Falo da absurda mensagem do senhor prefeito de Capela, Adelmo Calheiros, contra a jornalista Thayanne Magalhães. O “absurdo” aqui não é posto como mero adjetivo, mas como uma palavra que descreve um fato: uma mensagem recebida pela repórter do jornal Tribuna Independente em tom intimidatório, com difamações (ainda que em uma tentativa de forma indireta). 

A jornalista agiu de forma correta ao prestar queixa à Polícia Civil de Alagoas. Agora, que o prefeito se explique. 

Magalhães fez uma reportagem sobre o atraso do ano letivo na rede municipal de Capela, onde expos que uma das escolas estava tomada pelo mato e sem pintura. O gestor municipal não gostou da reportagem? Bem, ele tem todo o direito de rebater as informações ali contidas, de expor o que pensa sobre o texto, mas jamais de intimidar, difamar e mandar mensagens quase que em tom de ameaça a uma jornalista.

A agressão sofrida por Thayanne Magalhães é uma agressão à imprensa livre. E isto independente do que pensa um jornalista, das suas convicções etc. Em nome da manutenção da liberdade de imprensa, não se pode aceitar este tipo de agressão. Magalhães expôs o caso em suas redes sociais e acertou pela segunda vez quando não resumiu à exposição das mensagens. Era preciso a atitude de levar o caso às esferas policiais e judiciais. 
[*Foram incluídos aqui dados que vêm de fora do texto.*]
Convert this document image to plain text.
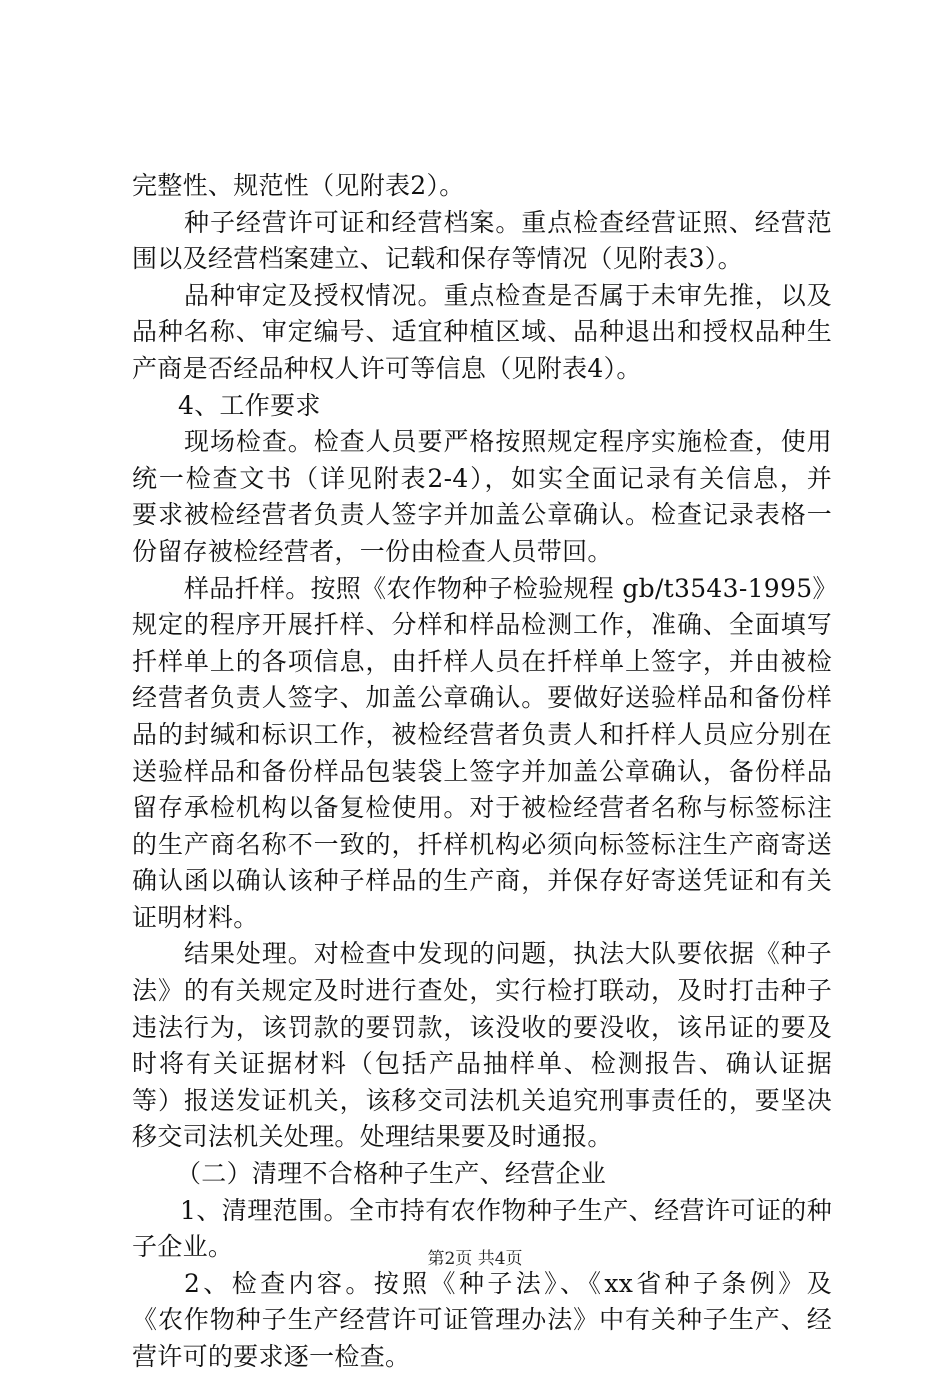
完整性、规范性（见附表2）。
种子经营许可证和经营档案。重点检查经营证照、经营范
围以及经营档案建立、记载和保存等情况（见附表3）。
品种审定及授权情况。重点检查是否属于未审先推，以及
品种名称、审定编号、适宜种植区域、品种退出和授权品种生
产商是否经品种权人许可等信息（见附表4）。
4、工作要求
现场检查。检查人员要严格按照规定程序实施检查，使用
统一检查文书（详见附表2-4），如实全面记录有关信息，并
要求被检经营者负责人签字并加盖公章确认。检查记录表格一
份留存被检经营者，一份由检查人员带回。
样品扦样。按照《农作物种子检验规程 gb/t3543-1995》
规定的程序开展扦样、分样和样品检测工作，准确、全面填写
扦样单上的各项信息，由扦样人员在扦样单上签字，并由被检
经营者负责人签字、加盖公章确认。要做好送验样品和备份样
品的封缄和标识工作，被检经营者负责人和扦样人员应分别在
送验样品和备份样品包装袋上签字并加盖公章确认，备份样品
留存承检机构以备复检使用。对于被检经营者名称与标签标注
的生产商名称不一致的，扦样机构必须向标签标注生产商寄送
确认函以确认该种子样品的生产商，并保存好寄送凭证和有关
证明材料。
结果处理。对检查中发现的问题，执法大队要依据《种子
法》的有关规定及时进行查处，实行检打联动，及时打击种子
违法行为，该罚款的要罚款，该没收的要没收，该吊证的要及
时将有关证据材料（包括产品抽样单、检测报告、确认证据
等）报送发证机关，该移交司法机关追究刑事责任的，要坚决
移交司法机关处理。处理结果要及时通报。
（二）清理不合格种子生产、经营企业
1、清理范围。全市持有农作物种子生产、经营许可证的种
子企业。
2、检查内容。按照《种子法》、《xx省种子条例》及
《农作物种子生产经营许可证管理办法》中有关种子生产、经
营许可的要求逐一检查。
第2页 共4页
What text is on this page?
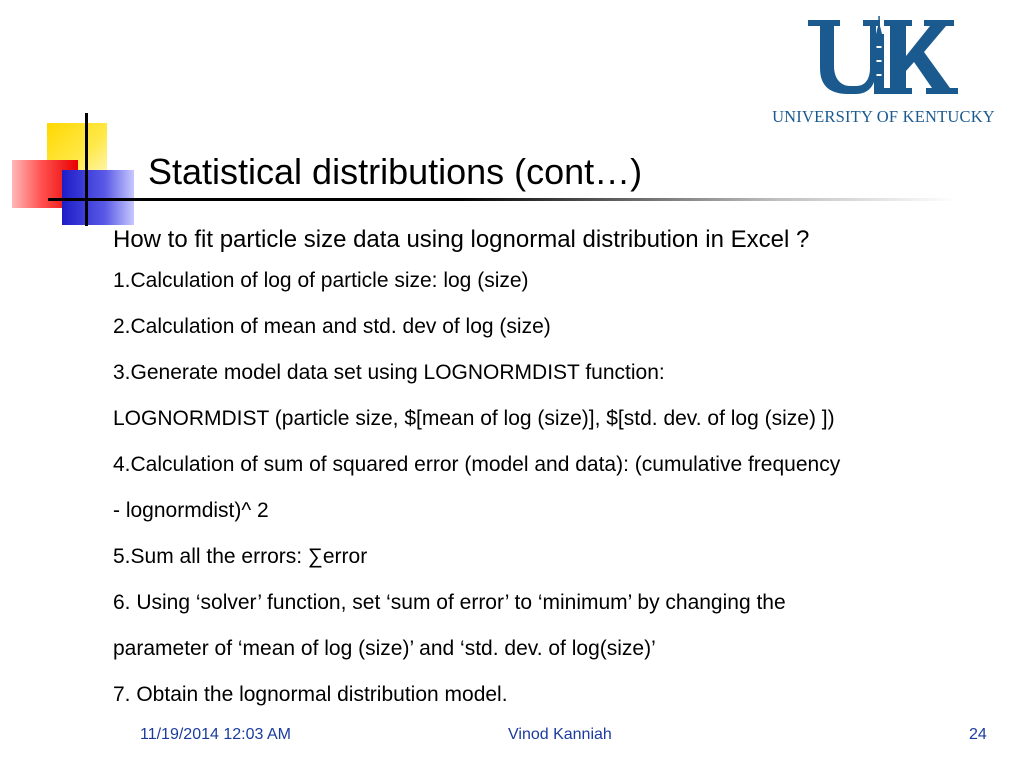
UNIVERSITY OF KENTUCKY
Statistical distributions (cont…)
How to fit particle size data using lognormal distribution in Excel ?
1.Calculation of log of particle size: log (size)
2.Calculation of mean and std. dev of log (size)
3.Generate model data set using LOGNORMDIST function:
LOGNORMDIST (particle size, $[mean of log (size)], $[std. dev. of log (size) ])
4.Calculation of sum of squared error (model and data): (cumulative frequency
- lognormdist)^ 2
5.Sum all the errors: ∑error
6. Using ‘solver’ function, set ‘sum of error’ to ‘minimum’ by changing the
parameter of ‘mean of log (size)’ and ‘std. dev. of log(size)’
7. Obtain the lognormal distribution model.
11/19/2014 12:03 AM	Vinod Kanniah	24
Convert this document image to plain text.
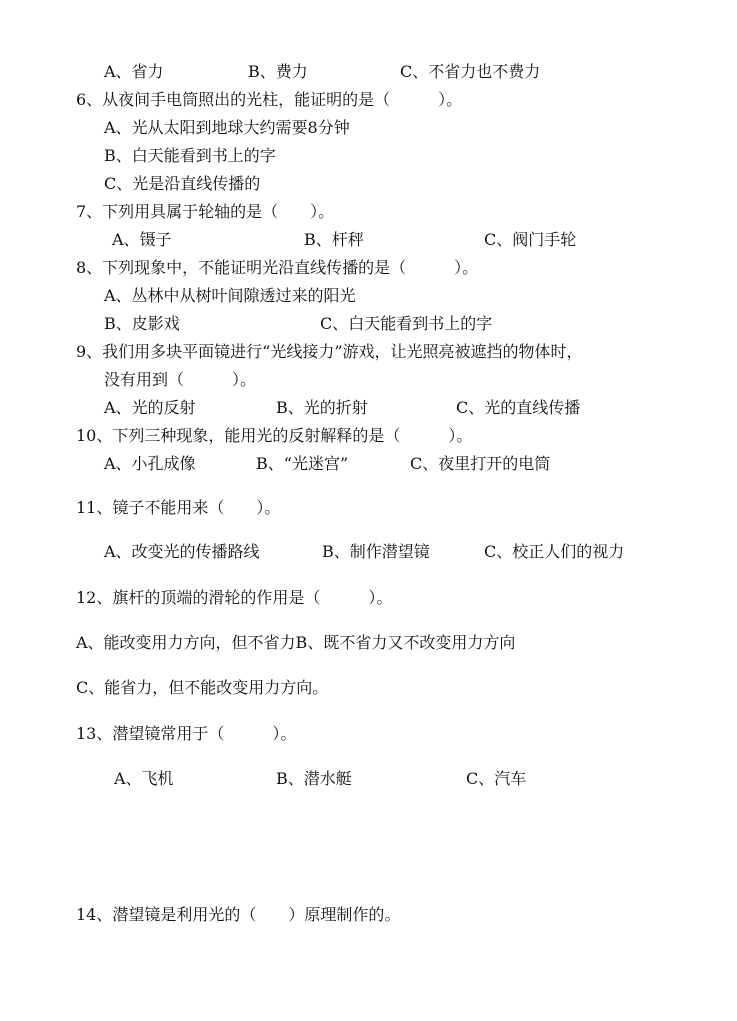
A、省力	B、费力	C、不省力也不费力
6、从夜间手电筒照出的光柱，能证明的是（　　　）。
A、光从太阳到地球大约需要8分钟
B、白天能看到书上的字
C、光是沿直线传播的
7、下列用具属于轮轴的是（　　）。
A、镊子	B、杆秤	C、阀门手轮
8、下列现象中，不能证明光沿直线传播的是（　　　）。
A、丛林中从树叶间隙透过来的阳光
B、皮影戏	C、白天能看到书上的字
9、我们用多块平面镜进行“光线接力”游戏，让光照亮被遮挡的物体时，
没有用到（　　　）。
A、光的反射	B、光的折射	C、光的直线传播
10、下列三种现象，能用光的反射解释的是（　　　）。
A、小孔成像	B、“光迷宫”	C、夜里打开的电筒
11、镜子不能用来（　　）。
A、改变光的传播路线	B、制作潜望镜	C、校正人们的视力
12、旗杆的顶端的滑轮的作用是（　　　）。
A、能改变用力方向，但不省力B、既不省力又不改变用力方向
C、能省力，但不能改变用力方向。
13、潜望镜常用于（　　　）。
A、飞机	B、潜水艇	C、汽车
14、潜望镜是利用光的（　　）原理制作的。
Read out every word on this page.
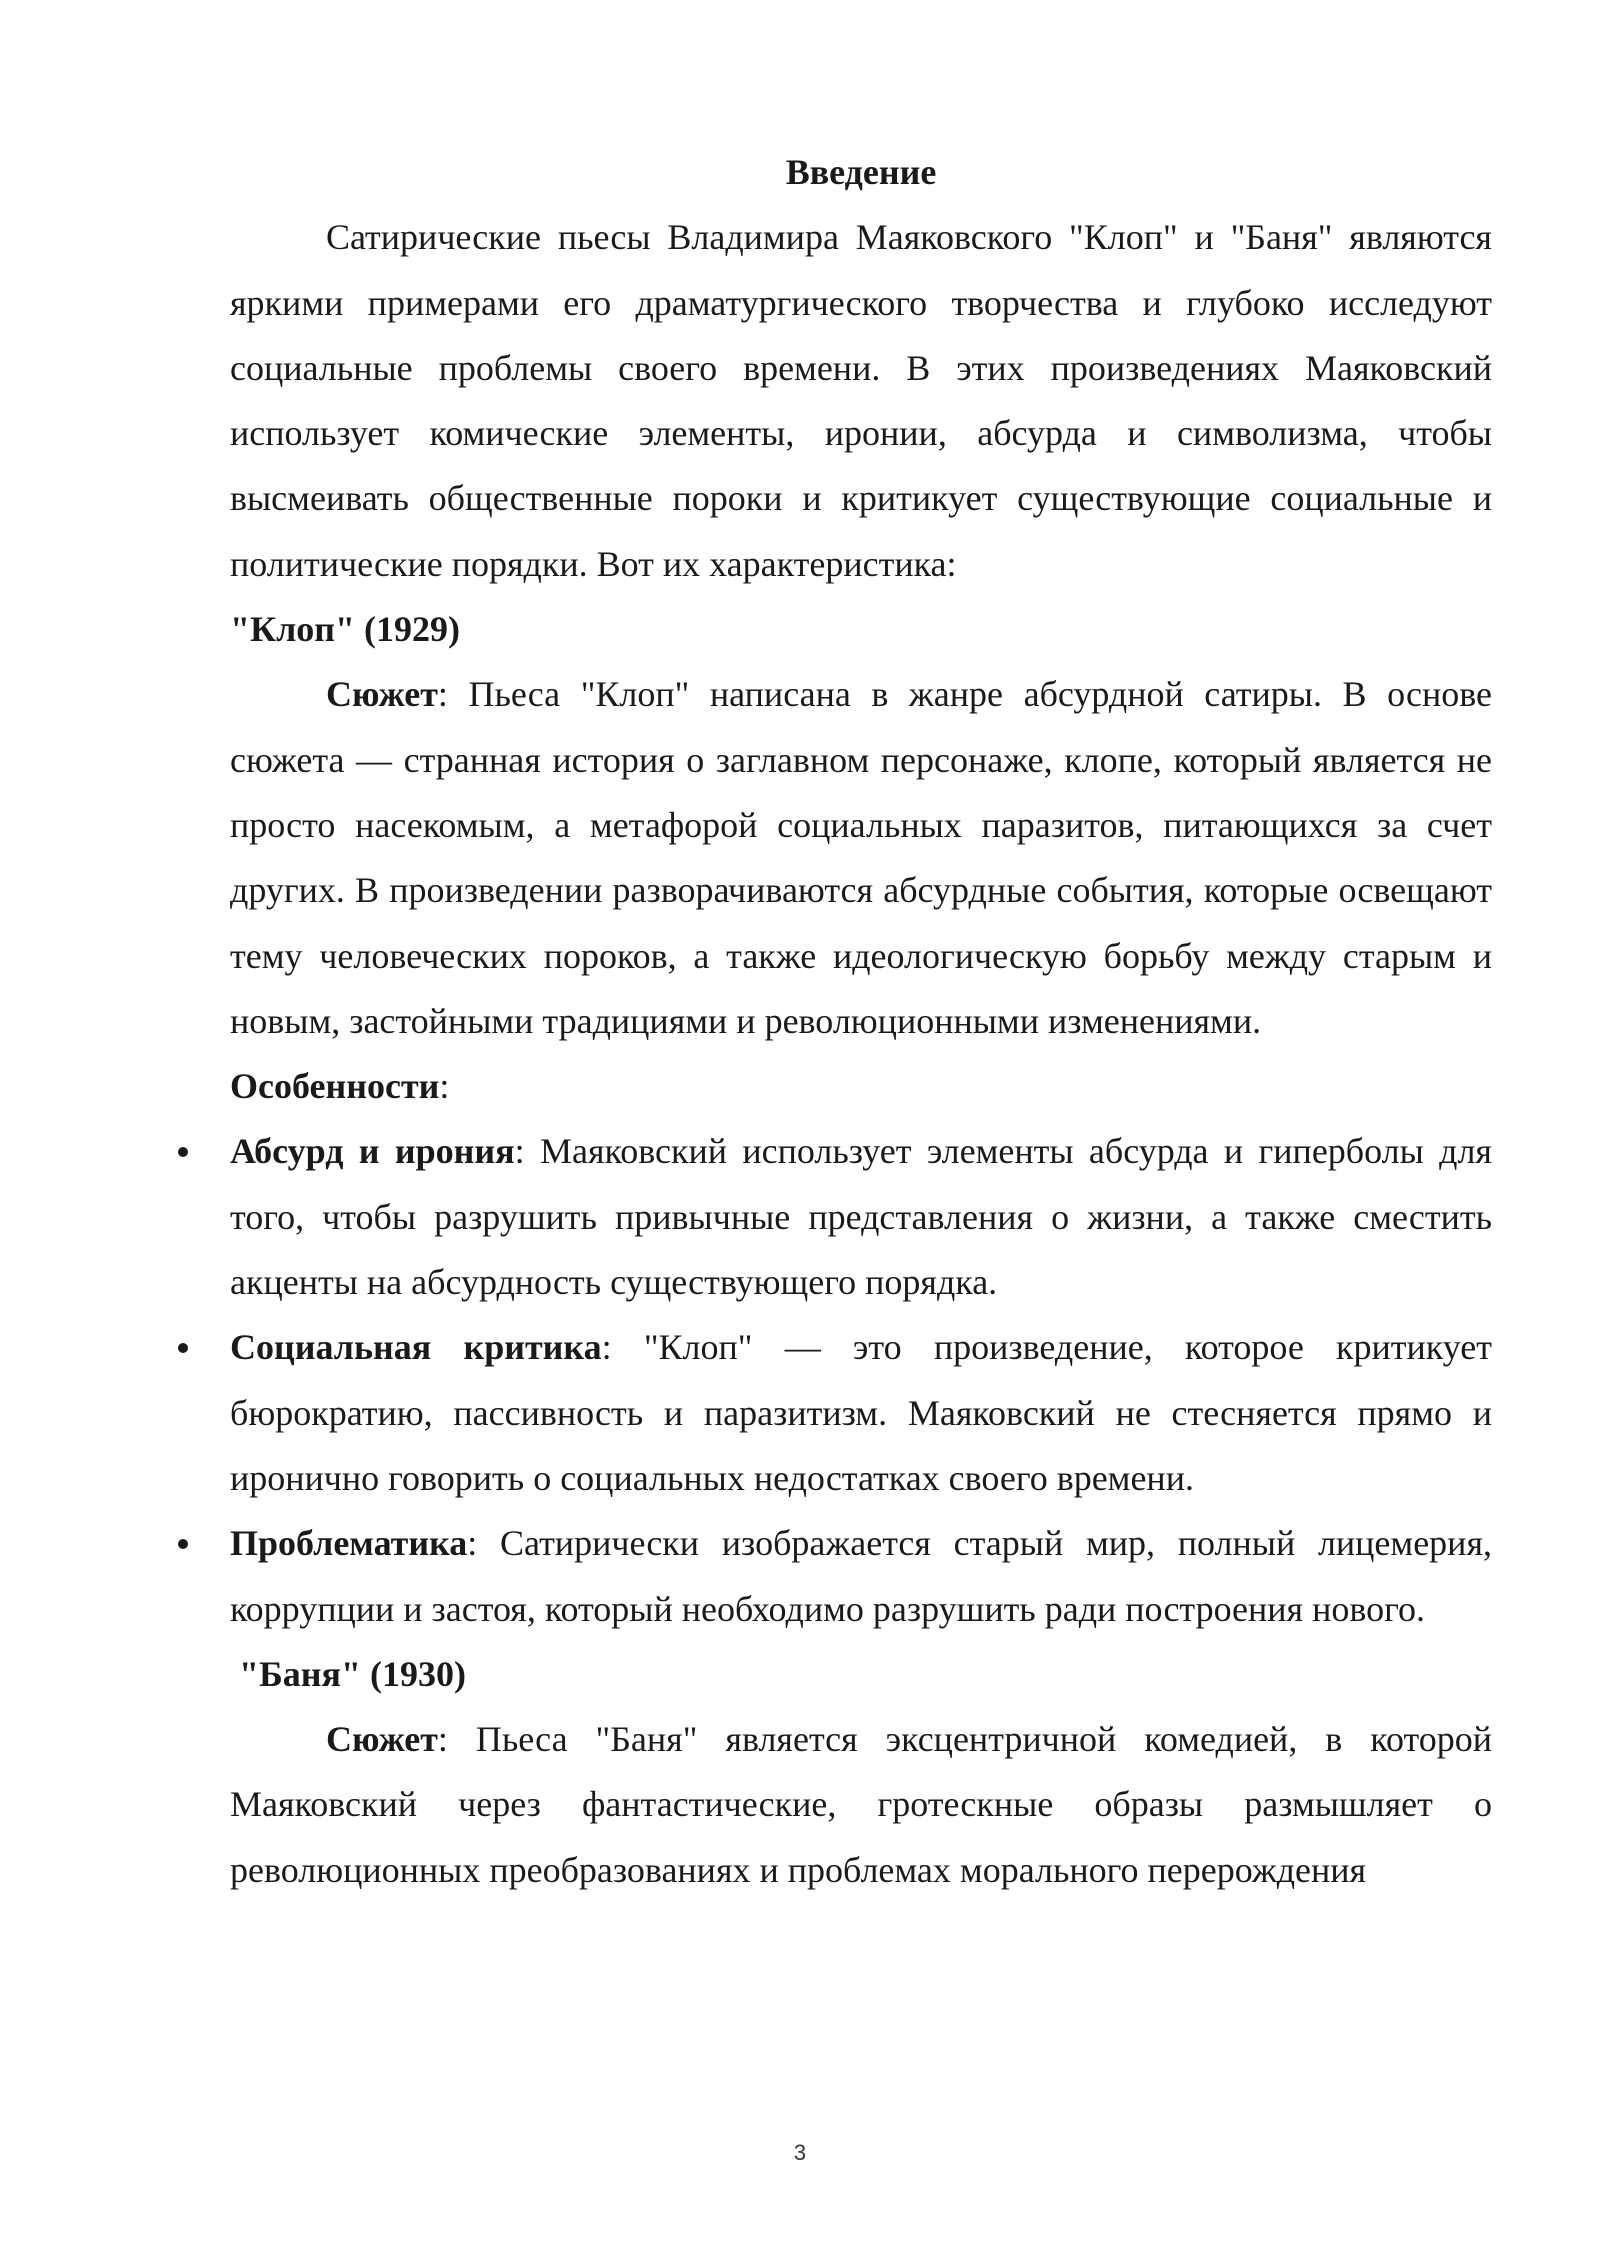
Введение

Сатирические пьесы Владимира Маяковского "Клоп" и "Баня" являются яркими примерами его драматургического творчества и глубоко исследуют социальные проблемы своего времени. В этих произведениях Маяковский использует комические элементы, иронии, абсурда и символизма, чтобы высмеивать общественные пороки и критикует существующие социальные и политические порядки. Вот их характеристика:

"Клоп" (1929)

Сюжет: Пьеса "Клоп" написана в жанре абсурдной сатиры. В основе сюжета — странная история о заглавном персонаже, клопе, который является не просто насекомым, а метафорой социальных паразитов, питающихся за счет других. В произведении разворачиваются абсурдные события, которые освещают тему человеческих пороков, а также идеологическую борьбу между старым и новым, застойными традициями и революционными изменениями.

Особенности:

Абсурд и ирония: Маяковский использует элементы абсурда и гиперболы для того, чтобы разрушить привычные представления о жизни, а также сместить акценты на абсурдность существующего порядка.
Социальная критика: "Клоп" — это произведение, которое критикует бюрократию, пассивность и паразитизм. Маяковский не стесняется прямо и иронично говорить о социальных недостатках своего времени.
Проблематика: Сатирически изображается старый мир, полный лицемерия, коррупции и застоя, который необходимо разрушить ради построения нового.

"Баня" (1930)

Сюжет: Пьеса "Баня" является эксцентричной комедией, в которой Маяковский через фантастические, гротескные образы размышляет о революционных преобразованиях и проблемах морального перерождения

3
O caso agora terá um delegado designado e espero que tenha o devido desdobramento. Não acredito em um “desequilíbrio emocional” por parte do gestor público. A construção da mensagem demonstra um agir planejado, dentro de uma linha de raciocínio que visa intimidar em função do poder que se ocupa. Não foi uma agressão no calor de uma discussão para que se possa atribuir às emoções. Não há atenuante. 


E a jornalista está correta ao afirmar que mesmo que ela fosse tudo o que foi exposto na mensagem, o prefeito não tinha o direito a fazer aquele ataque daquela forma, pois não era a vida pessoal da profissional que estava em questão, mas sim um fato público em um município pelo qual Adelmo Calheiros é responsável. Ele tinha que esclarecer os fatos. E não para a jornalista, mas para seus munícipes. 

Magalhães ainda deve processar o gestor público por reparação de danos, ameaça e crimes contra honra nas áreas civil e criminal. Se comigo, eu faria o mesmo. Por esta razão, ela conta com a minha total solidariedade.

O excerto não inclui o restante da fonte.